Causes of dromophobia
Although it is not always possible to detect at first glance, or know the causes of a phobia, there are a series of possible causes common to all phobias which encourage and drive them.
These mechanisms or associated risk factors are:
Diagnosis
There are a series of established diagnostic criteria that must be met when evaluating and diagnosing a person with dromophobia.
- Excessive, persistent and irrational fear that originates from the anticipation of the action or from coping with it, in this case it takes shape in the action of crossing a street or urban road.
- The patient admits that the fear you feel is exaggerated and illogical
- Exposure to the feared action immediately triggers an anxiety or crisis response.
- The person avoids or avoids the situation.
- The feeling of anxiety or fear and the avoidant actions associated with it, significantly interfere with the person’s daily life, or cause clinically relevant discomfort.
- The duration of symptoms must be at least 6 months.
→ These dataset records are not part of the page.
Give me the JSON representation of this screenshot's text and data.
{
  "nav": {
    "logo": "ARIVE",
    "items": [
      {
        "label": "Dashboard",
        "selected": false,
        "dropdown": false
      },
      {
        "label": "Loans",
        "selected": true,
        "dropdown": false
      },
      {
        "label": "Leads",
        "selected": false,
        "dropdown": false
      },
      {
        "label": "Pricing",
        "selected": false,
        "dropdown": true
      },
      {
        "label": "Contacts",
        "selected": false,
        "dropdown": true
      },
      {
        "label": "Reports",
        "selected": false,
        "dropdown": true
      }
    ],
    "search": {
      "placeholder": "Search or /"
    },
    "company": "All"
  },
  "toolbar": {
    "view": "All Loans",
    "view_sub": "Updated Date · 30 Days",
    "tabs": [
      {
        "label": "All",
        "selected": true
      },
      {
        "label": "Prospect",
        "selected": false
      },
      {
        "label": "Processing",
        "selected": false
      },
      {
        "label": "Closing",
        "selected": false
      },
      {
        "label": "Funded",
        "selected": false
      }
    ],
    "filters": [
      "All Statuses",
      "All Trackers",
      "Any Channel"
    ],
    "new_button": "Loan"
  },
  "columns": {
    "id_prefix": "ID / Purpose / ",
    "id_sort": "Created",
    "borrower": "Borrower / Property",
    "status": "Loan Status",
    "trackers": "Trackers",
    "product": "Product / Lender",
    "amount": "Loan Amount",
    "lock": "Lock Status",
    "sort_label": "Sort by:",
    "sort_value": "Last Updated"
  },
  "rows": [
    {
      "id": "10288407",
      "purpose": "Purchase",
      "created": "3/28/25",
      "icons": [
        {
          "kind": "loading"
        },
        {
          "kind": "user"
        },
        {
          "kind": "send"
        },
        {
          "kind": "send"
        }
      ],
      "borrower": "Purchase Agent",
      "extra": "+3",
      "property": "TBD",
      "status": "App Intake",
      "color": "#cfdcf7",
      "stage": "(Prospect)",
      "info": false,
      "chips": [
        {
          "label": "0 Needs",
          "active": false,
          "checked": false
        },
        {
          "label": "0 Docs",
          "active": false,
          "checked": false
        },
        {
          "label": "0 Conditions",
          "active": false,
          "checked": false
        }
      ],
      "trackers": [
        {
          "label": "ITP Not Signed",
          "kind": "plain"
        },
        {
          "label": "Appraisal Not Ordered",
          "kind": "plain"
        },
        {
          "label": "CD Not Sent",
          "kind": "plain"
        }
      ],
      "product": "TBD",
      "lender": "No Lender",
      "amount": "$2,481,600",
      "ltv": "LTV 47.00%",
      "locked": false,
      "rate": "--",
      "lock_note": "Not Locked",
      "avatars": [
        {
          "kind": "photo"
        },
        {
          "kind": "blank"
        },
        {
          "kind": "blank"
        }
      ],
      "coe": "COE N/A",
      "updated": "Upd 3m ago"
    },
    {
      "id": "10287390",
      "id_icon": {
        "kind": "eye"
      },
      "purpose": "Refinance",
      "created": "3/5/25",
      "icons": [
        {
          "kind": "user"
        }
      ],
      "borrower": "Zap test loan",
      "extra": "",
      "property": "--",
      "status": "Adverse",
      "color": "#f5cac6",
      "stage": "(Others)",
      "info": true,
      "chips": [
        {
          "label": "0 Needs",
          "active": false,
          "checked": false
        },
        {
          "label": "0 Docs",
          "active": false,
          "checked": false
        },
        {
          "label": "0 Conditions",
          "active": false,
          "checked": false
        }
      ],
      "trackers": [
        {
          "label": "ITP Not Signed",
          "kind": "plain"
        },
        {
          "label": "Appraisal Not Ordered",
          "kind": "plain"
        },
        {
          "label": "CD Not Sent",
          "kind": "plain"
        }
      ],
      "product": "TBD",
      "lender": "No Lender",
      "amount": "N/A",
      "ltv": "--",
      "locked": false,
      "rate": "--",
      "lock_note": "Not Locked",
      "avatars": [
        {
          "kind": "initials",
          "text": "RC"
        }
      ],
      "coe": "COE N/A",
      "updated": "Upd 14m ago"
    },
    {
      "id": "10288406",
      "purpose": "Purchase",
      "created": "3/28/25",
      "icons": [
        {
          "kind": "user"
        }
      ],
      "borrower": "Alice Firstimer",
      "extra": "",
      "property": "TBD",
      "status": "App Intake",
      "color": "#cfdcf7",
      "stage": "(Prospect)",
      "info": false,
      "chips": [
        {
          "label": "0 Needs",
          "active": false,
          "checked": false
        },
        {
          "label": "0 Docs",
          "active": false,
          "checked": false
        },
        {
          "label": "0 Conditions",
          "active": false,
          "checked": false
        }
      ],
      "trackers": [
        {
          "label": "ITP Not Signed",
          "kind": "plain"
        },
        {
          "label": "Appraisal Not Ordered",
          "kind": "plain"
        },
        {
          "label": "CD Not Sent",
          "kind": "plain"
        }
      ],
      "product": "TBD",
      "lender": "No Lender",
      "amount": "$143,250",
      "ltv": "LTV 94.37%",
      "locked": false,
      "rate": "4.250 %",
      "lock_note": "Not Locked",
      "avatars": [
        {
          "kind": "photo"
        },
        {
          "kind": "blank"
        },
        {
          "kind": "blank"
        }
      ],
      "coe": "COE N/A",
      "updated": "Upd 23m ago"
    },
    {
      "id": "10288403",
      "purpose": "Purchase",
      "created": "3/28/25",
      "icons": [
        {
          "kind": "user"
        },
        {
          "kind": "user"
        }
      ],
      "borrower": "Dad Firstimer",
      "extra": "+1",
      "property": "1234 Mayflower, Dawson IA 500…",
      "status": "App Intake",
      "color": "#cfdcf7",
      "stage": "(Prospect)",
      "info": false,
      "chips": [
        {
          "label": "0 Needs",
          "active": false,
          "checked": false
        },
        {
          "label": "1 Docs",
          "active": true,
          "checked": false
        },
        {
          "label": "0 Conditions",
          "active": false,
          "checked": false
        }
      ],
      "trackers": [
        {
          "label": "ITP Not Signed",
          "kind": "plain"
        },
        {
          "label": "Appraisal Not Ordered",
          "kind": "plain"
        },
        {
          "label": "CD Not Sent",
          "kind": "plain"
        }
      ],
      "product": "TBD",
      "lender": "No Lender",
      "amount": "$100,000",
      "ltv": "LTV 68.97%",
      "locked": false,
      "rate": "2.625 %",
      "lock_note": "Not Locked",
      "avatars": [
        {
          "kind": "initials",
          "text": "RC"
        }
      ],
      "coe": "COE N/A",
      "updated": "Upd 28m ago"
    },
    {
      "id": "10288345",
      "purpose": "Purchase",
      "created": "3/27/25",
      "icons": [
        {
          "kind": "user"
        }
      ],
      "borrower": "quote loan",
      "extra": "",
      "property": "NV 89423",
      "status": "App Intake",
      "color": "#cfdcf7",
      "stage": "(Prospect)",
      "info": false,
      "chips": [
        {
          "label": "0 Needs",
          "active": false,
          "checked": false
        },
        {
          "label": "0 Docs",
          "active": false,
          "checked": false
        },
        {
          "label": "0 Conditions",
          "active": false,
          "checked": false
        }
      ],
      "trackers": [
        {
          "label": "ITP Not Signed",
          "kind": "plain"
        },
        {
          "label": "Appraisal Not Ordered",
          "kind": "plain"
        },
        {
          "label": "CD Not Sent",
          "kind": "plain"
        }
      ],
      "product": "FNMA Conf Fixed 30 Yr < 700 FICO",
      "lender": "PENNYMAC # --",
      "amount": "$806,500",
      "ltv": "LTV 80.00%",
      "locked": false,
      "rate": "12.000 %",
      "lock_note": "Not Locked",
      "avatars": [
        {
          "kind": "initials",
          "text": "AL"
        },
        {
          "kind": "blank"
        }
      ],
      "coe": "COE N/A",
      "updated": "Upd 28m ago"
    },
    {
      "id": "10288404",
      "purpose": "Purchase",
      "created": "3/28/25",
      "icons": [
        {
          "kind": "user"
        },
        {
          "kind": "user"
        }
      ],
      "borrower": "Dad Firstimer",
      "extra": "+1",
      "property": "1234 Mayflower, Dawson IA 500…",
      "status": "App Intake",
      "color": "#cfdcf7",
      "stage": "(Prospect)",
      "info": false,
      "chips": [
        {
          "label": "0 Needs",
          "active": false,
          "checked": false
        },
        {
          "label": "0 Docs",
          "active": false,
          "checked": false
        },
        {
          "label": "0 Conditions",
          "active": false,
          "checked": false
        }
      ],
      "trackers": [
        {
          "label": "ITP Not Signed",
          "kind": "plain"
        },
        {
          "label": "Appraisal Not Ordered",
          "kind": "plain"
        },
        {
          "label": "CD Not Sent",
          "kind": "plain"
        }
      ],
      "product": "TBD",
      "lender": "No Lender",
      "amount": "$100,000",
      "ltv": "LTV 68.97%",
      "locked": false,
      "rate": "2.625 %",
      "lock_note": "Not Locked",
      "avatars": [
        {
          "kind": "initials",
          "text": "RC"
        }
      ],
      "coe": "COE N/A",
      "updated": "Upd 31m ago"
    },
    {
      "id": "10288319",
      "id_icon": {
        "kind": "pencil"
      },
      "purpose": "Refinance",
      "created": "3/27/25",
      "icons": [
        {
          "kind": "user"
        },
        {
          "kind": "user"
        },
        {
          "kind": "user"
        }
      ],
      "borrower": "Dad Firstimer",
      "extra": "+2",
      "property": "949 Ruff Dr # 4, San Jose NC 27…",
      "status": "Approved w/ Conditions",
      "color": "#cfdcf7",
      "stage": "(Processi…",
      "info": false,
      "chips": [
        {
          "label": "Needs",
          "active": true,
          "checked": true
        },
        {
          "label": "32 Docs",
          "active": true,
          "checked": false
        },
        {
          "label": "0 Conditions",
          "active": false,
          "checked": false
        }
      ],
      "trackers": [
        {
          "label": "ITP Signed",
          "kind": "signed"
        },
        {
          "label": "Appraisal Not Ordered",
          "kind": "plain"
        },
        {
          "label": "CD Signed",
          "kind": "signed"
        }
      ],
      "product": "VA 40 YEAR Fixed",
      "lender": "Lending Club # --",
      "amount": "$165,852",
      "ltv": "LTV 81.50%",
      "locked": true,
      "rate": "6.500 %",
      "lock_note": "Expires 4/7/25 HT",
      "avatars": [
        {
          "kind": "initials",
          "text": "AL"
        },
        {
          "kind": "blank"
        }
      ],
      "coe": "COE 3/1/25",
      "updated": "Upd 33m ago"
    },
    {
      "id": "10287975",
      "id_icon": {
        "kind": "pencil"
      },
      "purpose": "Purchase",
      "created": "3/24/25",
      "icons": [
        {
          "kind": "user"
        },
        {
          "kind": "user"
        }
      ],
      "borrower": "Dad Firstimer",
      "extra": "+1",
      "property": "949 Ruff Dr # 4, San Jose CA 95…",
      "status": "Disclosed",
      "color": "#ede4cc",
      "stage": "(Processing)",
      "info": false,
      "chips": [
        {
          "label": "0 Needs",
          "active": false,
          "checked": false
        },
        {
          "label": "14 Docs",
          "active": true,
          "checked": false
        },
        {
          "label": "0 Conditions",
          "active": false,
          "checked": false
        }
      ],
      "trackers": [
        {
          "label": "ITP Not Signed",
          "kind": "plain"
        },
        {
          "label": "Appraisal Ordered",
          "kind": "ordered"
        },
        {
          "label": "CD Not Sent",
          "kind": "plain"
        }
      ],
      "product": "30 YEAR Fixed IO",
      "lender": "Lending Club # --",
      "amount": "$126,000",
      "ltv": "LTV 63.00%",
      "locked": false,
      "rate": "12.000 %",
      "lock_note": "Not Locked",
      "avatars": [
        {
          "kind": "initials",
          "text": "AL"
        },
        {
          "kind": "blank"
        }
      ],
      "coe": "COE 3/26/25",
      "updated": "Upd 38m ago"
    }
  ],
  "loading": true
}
- The above symptoms cannot be explained by another type of mental disorder or illness
Treatment
As mentioned at the beginning of the article, despite how disabling this specific phobia can be, there are effective treatments for it. that the person can end up leading a normal rhythm and lifestyle
In the case of phobias, the type of intervention with the highest success rate is cognitive-behavioral therapy, where systematic desensitization (SD) has proven to be highly effective.
In this systematic desensitization, the patient is exposed in an imaginary way to a series of situations related to the phobia, which are arranged gradually, from lowest to highest degree of fear. In addition, relaxation techniques are applied to reduce the level of anxiety.